Configure web-panel user roles

Question

Our Scenario:
I'd like to use the Logs plugin for our app.

1. app sends logs to server with MDMService.Log.
2. System Operator view the logs on web-panel.

Problem:
It looks like we need admin role to view the logs

Question:
Can I view the logs without admin role?

Answer 1

You can tune the user permissions, however it is not (yet) included in the user interface. You need to update values in the Headwind MDM database.

From the command line, run the following commands (as root):

# su postgres

# psql hmdm

Or find login and password to access the database in the XML configuration (/var/lib/tomcat8/conf/Catalina/localhost/ROOT.xml), and connect to the database by running the command

# psql hmdm -U (username)

In the PostgreSQL shell, find the list of permissions:

# SELECT id, name FROM permissions;

You will see a permission with id=110 and name='plugin_devicelog_access'. 

Then look into the list of roles:

# SELECT id, name FROM userroles;

You will see that a user role 'User' has id=3.

Insert the corresponding relation in the table of user role permissions:

# INSERT INTO userrolepermissions(roleId, permissionId) VALUES (3, 110);

Logout from the web panel and re-login.

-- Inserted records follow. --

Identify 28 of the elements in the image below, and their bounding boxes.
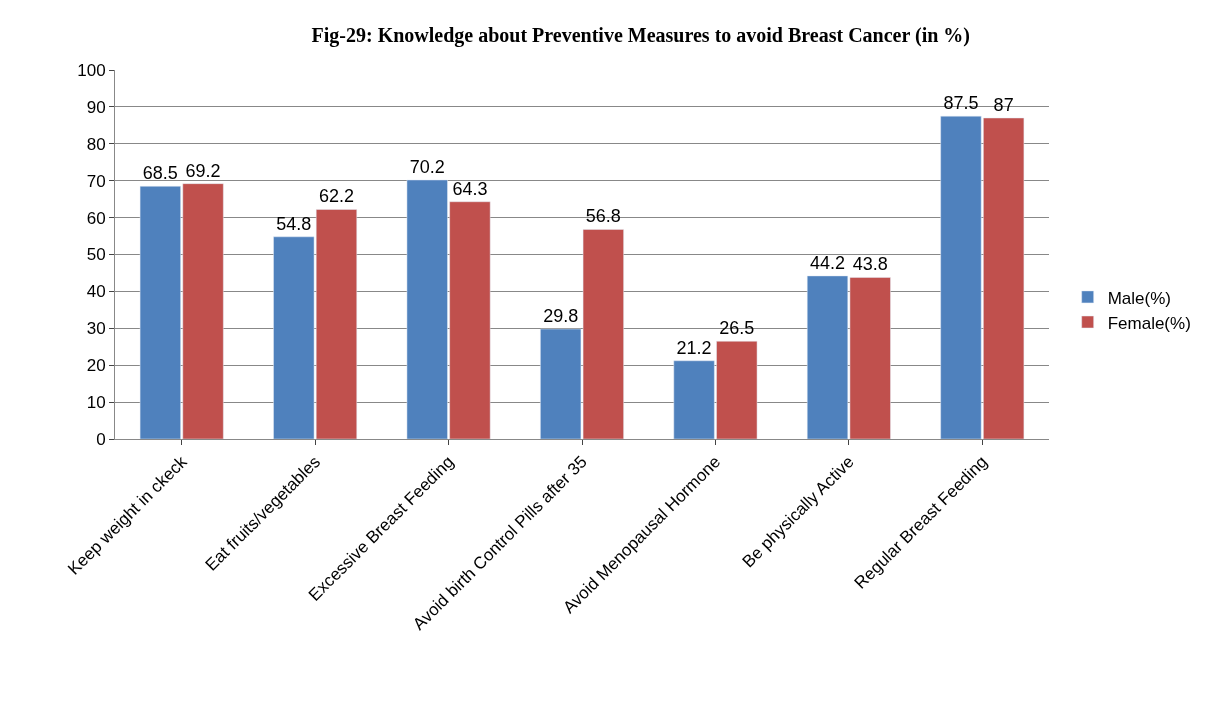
y-tick-label: 50 <box>86 245 106 265</box>
y-tick-label: 30 <box>86 319 106 339</box>
y-tick-label: 40 <box>86 282 106 302</box>
data-label: 87 <box>993 94 1014 115</box>
legend-label: Male(%) <box>1107 288 1171 308</box>
y-tick-label: 100 <box>77 60 106 80</box>
data-label: 68.5 <box>142 163 178 184</box>
y-tick-label: 90 <box>86 97 106 117</box>
y-tick-label: 20 <box>86 356 106 376</box>
data-label: 21.2 <box>676 337 712 358</box>
y-tick-label: 70 <box>86 171 106 191</box>
data-label: 56.8 <box>585 206 621 227</box>
data-label: 44.2 <box>809 252 846 273</box>
data-label: 69.2 <box>185 160 221 181</box>
data-label: 62.2 <box>318 186 355 207</box>
data-label: 26.5 <box>719 318 755 339</box>
data-label: 70.2 <box>409 156 445 177</box>
y-tick-label: 60 <box>86 208 106 228</box>
chart-title: Fig-29: Knowledge about Preventive Measures to avoid Breast Cancer (in %) <box>311 24 970 48</box>
y-tick-label: 80 <box>86 134 106 154</box>
y-tick-label: 0 <box>96 429 106 449</box>
data-label: 64.3 <box>452 178 488 199</box>
data-label: 87.5 <box>943 93 979 114</box>
data-label: 29.8 <box>543 306 579 327</box>
y-tick-label: 10 <box>86 393 106 413</box>
data-label: 54.8 <box>276 213 312 234</box>
data-label: 43.8 <box>852 254 888 275</box>
legend-label: Female(%) <box>1107 313 1191 333</box>
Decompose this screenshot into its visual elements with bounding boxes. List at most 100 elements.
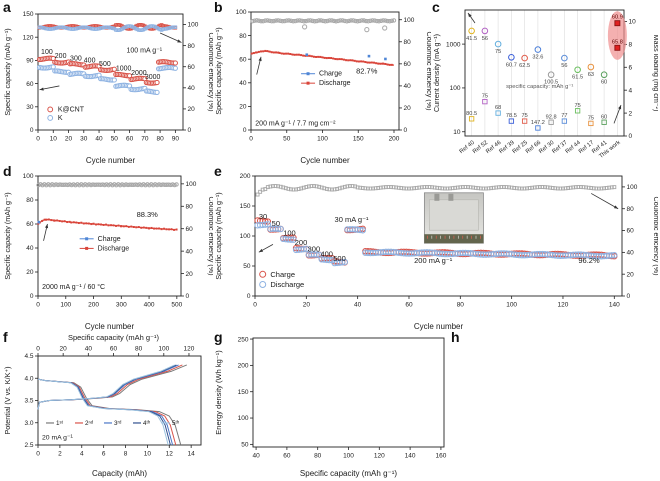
capacity-label: 77 (561, 113, 567, 119)
data-point (349, 59, 352, 62)
capacity-label: 75 (522, 113, 528, 119)
discharge-curve (37, 378, 169, 446)
y-axis-label: Potential (V vs. K/K⁺) (3, 366, 12, 434)
panel-d: d 0 100 200 300 400 500 0 20 40 60 80 100 0 20 40 60 80 10… (2, 163, 213, 332)
panel-e: e 0 20 40 60 80 100 120 140 0 50 100 150 200 0 20 40 60 80… (213, 163, 658, 332)
data-point (325, 57, 328, 60)
chart-text: 2 (629, 110, 633, 117)
data-point (333, 19, 339, 24)
chart-text: 4 (80, 451, 84, 458)
data-point (254, 18, 259, 23)
data-point (346, 18, 352, 24)
chart-text: 20 (60, 346, 68, 353)
data-point (357, 18, 362, 24)
highlight-ellipse (607, 11, 627, 60)
data-point (482, 98, 488, 105)
data-point (158, 227, 161, 230)
data-point (374, 18, 380, 24)
data-point (387, 19, 392, 24)
chart-text: 90 (172, 136, 180, 143)
chart-text: 80 (156, 136, 164, 143)
data-point (391, 18, 397, 23)
data-point (295, 18, 300, 23)
charge-curve (37, 364, 179, 410)
data-point (105, 223, 108, 226)
chart-text: 14 (188, 451, 196, 458)
capacity-label: 60 (601, 80, 607, 86)
legend-item: Discharge (319, 80, 351, 87)
data-point (37, 222, 40, 225)
x-axis-label: Cycle number (86, 156, 136, 165)
legend-item: Discharge (270, 280, 304, 289)
data-point (173, 228, 176, 231)
rate-label: 200 mA g⁻¹ (414, 256, 453, 265)
data-point (342, 58, 345, 61)
data-point (382, 25, 388, 31)
chart-text: 0 (30, 293, 34, 300)
data-point (308, 54, 311, 57)
data-point (132, 226, 135, 229)
data-point (297, 53, 300, 56)
data-point (353, 59, 356, 62)
rate-label: 30 (259, 212, 267, 221)
data-point (302, 54, 305, 57)
chart-text: 60 (405, 302, 413, 309)
data-point (370, 61, 373, 64)
data-point (110, 224, 113, 227)
chart-text: 20 (303, 302, 311, 309)
rate-label: 30 mA g⁻¹ (335, 215, 369, 224)
x-axis-label: Capacity (mAh) (92, 469, 147, 478)
legend-item: K@CNT (58, 106, 85, 113)
capacity-label: 56 (561, 63, 567, 69)
data-point (345, 59, 348, 62)
data-point (359, 18, 365, 23)
y2-axis-label: Coulombic efficiency (%) (425, 32, 431, 111)
chart-text: 1000 (446, 41, 461, 48)
chart-text: 140 (609, 302, 620, 309)
chart-text: 50 (241, 442, 249, 449)
data-point (319, 55, 322, 58)
panel-letter-b: b (214, 0, 223, 15)
data-point (266, 50, 269, 53)
panel-letter-d: d (3, 163, 12, 179)
data-point (75, 221, 78, 224)
data-point (102, 223, 105, 226)
capacity-label: 60.7 (506, 62, 517, 68)
data-point (608, 252, 615, 259)
data-point (494, 40, 502, 48)
chart-text: 10 (144, 451, 152, 458)
data-point (170, 228, 173, 231)
capacity-label: 56 (482, 36, 488, 42)
chart-text: 80 (26, 197, 34, 204)
panel-f-chart: 0 2 4 6 8 10 12 142.53.03.54.04.50 20 40 60 80 100 12… (3, 333, 202, 478)
data-point (305, 53, 309, 57)
data-point (357, 226, 364, 234)
data-point (386, 63, 389, 66)
data-point (174, 182, 179, 187)
units-note: specific capacity: mAh g⁻¹ (506, 84, 573, 90)
data-point (341, 258, 349, 266)
data-point (145, 226, 148, 229)
data-point (355, 60, 358, 63)
rate-label: 50 (272, 219, 280, 228)
rate-label: 2000 (131, 70, 147, 77)
rate-label: 1000 (116, 65, 132, 72)
chart-text: 200 (389, 136, 400, 143)
chart-text: 100 (627, 184, 638, 191)
chart-text: 6 (629, 64, 633, 71)
chart-text: 100 (188, 22, 199, 29)
chart-text: 0 (404, 127, 408, 134)
rate-label: 500 (99, 61, 111, 68)
rate-label: 3000 (145, 74, 161, 81)
capacity-label: 61.5 (572, 75, 583, 81)
panel-letter-g: g (214, 329, 223, 345)
panel-b-chart: 0 50 100 150 200 0 20 40 60 80 100 0 20 40 60 80 100 Cycl… (214, 9, 431, 165)
capacity-label: 68 (495, 105, 501, 111)
chart-text: 20 (239, 104, 247, 111)
data-point (314, 18, 319, 24)
data-point (611, 251, 618, 259)
chart-text: 60 (239, 56, 247, 63)
chart-text: 0 (36, 346, 40, 353)
chart-text: 40 (627, 250, 635, 257)
data-point (260, 50, 263, 53)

You must see the logs!

To revoke a permission, use the DELETE command:

DELETE FROM userrolepermissions WHERE roleid=3 AND permissionid=110;

Comments

If you need to create a new role, for example "Manager", do the following:

INSERT INTO userroles VALUES (4, 'Manager', 'description', 'f');

The role has been created, next we need to add the necessary permissions to this role from the list of permissions.

INSERT INTO userrolepermissions(roleId, permissionId) VALUES (4, 115);
INSERT INTO userrolepermissions(roleId, permissionId) VALUES (4, 121);
....
INSERT INTO userrolepermissions(roleId, permissionId) VALUES (4, 108);

After the necessary permissions are added logout from the web panel and re-login.

Answer 2

You can manage user roles and their permissions in Settings - User Roles.